Alicent had yanked her into an empty corridor by the silk of her sleeve, ready to chastise her for her ill behavior. Conversing with the lords and ladies of the court at a feast was one thing, but chattering about her bloody encounters in battle over the pudding tureen were another. The lord at her elbow was going green. Alicent’s own face was likely red; her heart raced whenever Rhaenyra got like this. Alicent had never seen the battlefield—only seen battered men in dented armor and the slumps of corpses lined along dirt roads in the aftermath of war—but her own imagination terrified her like nothing else.
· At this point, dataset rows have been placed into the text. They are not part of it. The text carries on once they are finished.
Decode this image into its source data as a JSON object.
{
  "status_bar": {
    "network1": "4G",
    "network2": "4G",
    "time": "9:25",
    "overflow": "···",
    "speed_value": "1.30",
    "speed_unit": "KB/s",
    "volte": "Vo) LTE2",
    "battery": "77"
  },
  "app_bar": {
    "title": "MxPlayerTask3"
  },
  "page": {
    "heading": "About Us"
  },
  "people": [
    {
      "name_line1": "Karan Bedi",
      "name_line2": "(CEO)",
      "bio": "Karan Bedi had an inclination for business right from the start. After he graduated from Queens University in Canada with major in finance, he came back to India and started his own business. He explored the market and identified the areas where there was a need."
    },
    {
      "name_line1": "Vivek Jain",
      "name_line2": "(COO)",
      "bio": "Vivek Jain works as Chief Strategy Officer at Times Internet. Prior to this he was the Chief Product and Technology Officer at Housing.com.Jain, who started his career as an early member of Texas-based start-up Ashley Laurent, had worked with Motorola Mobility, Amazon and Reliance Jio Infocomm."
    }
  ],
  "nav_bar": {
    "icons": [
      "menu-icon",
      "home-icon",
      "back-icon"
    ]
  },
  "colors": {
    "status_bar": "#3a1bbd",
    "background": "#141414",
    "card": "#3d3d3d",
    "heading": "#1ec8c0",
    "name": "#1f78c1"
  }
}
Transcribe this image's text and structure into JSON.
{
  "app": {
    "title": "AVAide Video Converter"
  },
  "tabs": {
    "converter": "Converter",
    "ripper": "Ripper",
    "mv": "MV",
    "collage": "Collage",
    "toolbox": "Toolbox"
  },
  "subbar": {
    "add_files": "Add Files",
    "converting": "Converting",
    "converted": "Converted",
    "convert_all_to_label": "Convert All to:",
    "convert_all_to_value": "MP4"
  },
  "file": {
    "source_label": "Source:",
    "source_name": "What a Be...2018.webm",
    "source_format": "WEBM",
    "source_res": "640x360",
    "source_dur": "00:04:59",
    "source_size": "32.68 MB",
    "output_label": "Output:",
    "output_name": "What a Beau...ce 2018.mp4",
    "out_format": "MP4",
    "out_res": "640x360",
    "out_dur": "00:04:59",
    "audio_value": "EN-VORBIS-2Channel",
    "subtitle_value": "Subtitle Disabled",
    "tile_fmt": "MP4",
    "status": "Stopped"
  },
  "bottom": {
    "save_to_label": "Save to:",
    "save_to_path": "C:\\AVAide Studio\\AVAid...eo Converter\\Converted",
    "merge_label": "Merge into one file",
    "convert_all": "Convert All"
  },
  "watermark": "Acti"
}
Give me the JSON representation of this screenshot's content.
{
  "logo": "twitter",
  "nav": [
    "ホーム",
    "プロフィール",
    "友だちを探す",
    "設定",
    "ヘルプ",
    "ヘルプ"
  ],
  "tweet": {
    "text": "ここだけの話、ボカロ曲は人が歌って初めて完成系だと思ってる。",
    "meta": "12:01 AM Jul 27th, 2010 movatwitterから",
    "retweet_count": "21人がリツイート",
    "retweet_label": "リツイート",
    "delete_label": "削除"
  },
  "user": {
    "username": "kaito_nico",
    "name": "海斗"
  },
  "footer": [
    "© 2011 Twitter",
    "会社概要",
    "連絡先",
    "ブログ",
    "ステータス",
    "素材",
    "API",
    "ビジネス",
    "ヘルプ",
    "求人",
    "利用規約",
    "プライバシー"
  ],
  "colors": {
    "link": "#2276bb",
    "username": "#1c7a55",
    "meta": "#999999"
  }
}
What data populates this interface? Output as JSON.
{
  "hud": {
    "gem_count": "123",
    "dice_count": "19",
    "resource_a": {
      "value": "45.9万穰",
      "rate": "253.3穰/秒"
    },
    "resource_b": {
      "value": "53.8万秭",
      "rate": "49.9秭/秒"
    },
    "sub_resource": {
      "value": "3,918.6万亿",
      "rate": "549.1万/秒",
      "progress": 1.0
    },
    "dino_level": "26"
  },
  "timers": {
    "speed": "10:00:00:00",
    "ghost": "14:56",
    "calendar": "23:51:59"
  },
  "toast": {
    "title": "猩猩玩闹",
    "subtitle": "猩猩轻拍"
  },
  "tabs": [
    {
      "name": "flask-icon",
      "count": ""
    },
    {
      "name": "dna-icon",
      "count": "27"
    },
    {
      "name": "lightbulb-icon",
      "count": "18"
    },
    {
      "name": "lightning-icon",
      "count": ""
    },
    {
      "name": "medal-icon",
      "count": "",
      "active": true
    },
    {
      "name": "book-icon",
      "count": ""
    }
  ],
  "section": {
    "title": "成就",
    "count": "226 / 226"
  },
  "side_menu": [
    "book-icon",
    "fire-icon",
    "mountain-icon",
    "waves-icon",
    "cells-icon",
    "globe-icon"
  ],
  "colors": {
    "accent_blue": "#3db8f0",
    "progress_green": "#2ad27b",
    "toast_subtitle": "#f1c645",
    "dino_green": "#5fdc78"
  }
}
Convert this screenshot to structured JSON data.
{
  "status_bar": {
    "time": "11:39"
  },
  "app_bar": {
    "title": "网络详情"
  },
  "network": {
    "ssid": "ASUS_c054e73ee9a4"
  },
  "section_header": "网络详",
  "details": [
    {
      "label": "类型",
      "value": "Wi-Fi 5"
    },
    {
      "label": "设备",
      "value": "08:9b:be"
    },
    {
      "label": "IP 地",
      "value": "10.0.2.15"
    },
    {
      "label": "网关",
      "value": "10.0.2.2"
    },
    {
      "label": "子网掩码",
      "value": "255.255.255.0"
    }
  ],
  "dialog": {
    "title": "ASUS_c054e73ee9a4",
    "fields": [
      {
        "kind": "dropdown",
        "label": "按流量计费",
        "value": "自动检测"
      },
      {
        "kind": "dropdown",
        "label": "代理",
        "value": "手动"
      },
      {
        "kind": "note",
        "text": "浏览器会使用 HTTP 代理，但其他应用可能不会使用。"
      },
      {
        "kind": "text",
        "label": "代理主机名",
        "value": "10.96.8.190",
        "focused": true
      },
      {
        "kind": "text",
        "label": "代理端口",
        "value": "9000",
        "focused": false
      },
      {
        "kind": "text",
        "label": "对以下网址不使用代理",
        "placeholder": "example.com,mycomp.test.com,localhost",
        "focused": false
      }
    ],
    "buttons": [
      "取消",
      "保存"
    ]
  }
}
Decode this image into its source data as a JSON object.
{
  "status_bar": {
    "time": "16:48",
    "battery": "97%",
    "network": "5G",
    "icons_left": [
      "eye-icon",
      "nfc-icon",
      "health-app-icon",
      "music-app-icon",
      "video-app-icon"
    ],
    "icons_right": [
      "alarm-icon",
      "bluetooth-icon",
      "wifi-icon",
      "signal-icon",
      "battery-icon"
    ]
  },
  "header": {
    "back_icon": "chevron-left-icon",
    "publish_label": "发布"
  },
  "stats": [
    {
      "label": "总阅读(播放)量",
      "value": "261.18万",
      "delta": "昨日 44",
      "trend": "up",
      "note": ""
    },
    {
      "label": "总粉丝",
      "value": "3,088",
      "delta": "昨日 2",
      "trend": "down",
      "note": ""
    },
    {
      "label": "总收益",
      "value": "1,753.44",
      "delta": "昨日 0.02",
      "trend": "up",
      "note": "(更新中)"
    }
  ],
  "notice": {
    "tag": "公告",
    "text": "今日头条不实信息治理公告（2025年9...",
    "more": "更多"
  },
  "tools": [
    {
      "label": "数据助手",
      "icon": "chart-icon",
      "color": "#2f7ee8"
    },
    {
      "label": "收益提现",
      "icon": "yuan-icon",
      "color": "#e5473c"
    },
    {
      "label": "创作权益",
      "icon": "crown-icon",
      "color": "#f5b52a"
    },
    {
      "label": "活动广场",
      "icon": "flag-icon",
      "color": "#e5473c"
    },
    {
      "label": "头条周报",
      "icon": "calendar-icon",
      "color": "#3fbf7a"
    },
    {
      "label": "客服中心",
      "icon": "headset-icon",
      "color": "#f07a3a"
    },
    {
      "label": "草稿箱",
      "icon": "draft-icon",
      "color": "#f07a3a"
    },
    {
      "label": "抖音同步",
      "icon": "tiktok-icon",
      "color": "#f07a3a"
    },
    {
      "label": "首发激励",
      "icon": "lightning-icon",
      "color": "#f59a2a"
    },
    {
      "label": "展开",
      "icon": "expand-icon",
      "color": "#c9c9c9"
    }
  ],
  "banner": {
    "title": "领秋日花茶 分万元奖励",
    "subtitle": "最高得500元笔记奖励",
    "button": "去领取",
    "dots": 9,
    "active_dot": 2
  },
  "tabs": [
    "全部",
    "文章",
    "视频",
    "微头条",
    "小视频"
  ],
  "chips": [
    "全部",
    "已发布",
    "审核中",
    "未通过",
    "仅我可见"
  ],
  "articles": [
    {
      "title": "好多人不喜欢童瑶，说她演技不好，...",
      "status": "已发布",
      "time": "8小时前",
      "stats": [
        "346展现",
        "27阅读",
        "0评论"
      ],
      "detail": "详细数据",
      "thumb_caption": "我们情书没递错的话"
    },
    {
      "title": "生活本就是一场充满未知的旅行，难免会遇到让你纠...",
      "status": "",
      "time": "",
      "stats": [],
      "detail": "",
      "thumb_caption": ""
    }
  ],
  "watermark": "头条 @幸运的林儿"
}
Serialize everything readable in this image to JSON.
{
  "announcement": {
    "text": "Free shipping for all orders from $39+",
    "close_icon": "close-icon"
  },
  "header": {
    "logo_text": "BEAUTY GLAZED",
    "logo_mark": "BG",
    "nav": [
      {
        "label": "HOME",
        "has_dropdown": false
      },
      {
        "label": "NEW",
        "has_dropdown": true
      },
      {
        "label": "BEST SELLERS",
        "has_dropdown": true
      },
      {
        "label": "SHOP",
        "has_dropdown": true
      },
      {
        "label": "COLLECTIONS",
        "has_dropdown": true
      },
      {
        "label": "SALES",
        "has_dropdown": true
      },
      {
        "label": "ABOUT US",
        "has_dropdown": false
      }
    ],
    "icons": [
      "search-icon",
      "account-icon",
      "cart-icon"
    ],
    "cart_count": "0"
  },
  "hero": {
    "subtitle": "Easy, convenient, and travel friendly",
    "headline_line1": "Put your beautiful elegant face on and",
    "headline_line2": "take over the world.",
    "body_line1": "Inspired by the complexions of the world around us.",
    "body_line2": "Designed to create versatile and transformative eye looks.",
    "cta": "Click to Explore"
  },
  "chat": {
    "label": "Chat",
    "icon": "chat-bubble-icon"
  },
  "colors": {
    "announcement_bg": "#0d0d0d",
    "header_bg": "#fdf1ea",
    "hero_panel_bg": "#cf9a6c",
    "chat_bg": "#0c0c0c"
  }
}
(Rhaenyra is better with a sword than half of the knights in Westeros, and more lovely than the lot. Her reign has not yet begun, but already the commoners flock to her—lured in by tales of her beauty and fine hair—and soldiers would follow her into battle. Alicent would not follow, but she would watch and bite her nails down to the quick.
She thinks of the figure Rhaenyra cuts in full armor, the heat in her gaze underneath the slots of her helmet. Alicent remembers the weight of her own hand in Rhaenyra’s—which was gloved—when the princess rode up to the spectators box and grasped it in her own, bringing Alicent’s knuckles to her lips. She thinks of Rhaenyra murdered in the sky, skewered with another man’s sword, plummeting to the ground, torn in half, streaking crimson across the clouds. Alicent would scream, or cry. She might laugh. She would throw herself from the window of her tower. Rhaenyra’s bloody exploits terrified Alicent for reasons she could not identify, and excited her for reasons she refused to.)
“I’d sooner be confined to the castle for the rest of my days than get on the back of that bloody lizard,” Alicent scoffed. Rhaenyra only tucked her hand over Alicent’s, where it was resting on her forearm. She flexed her fingers, moving to release her grip on the dark fabric, but Rhaenyra intertwined their fingers and held them fast.
“You’re confined already. You are already accustomed to such a thing. I know you. But—”
“But you forget yourself. You think you’re invulnerable, Rhaenyra. You don’t know who you are.” Alicent intends for it to be a sneer, but instead it comes out quietly, and too gentle for disdain. She can’t know. Rhaenyra is as trapped as she is, but they’re trapped together. They belong together. She belongs with Alicent.
“I am Rhaenyra Targaryen, Heir to the Iron Throne and all of Westeros. I am a dragonrider. I am—I am your daughter. In a way. Your sister, too. Your enemy. Your sword, your shield.”
“And what am I?” What else is left for me? Alicent wonders.
“My Queen. For now.” Rhaenyra cocks her head, and the gleam in her eyes burns like fire raining down. “When I am Queen, you will be my lady.”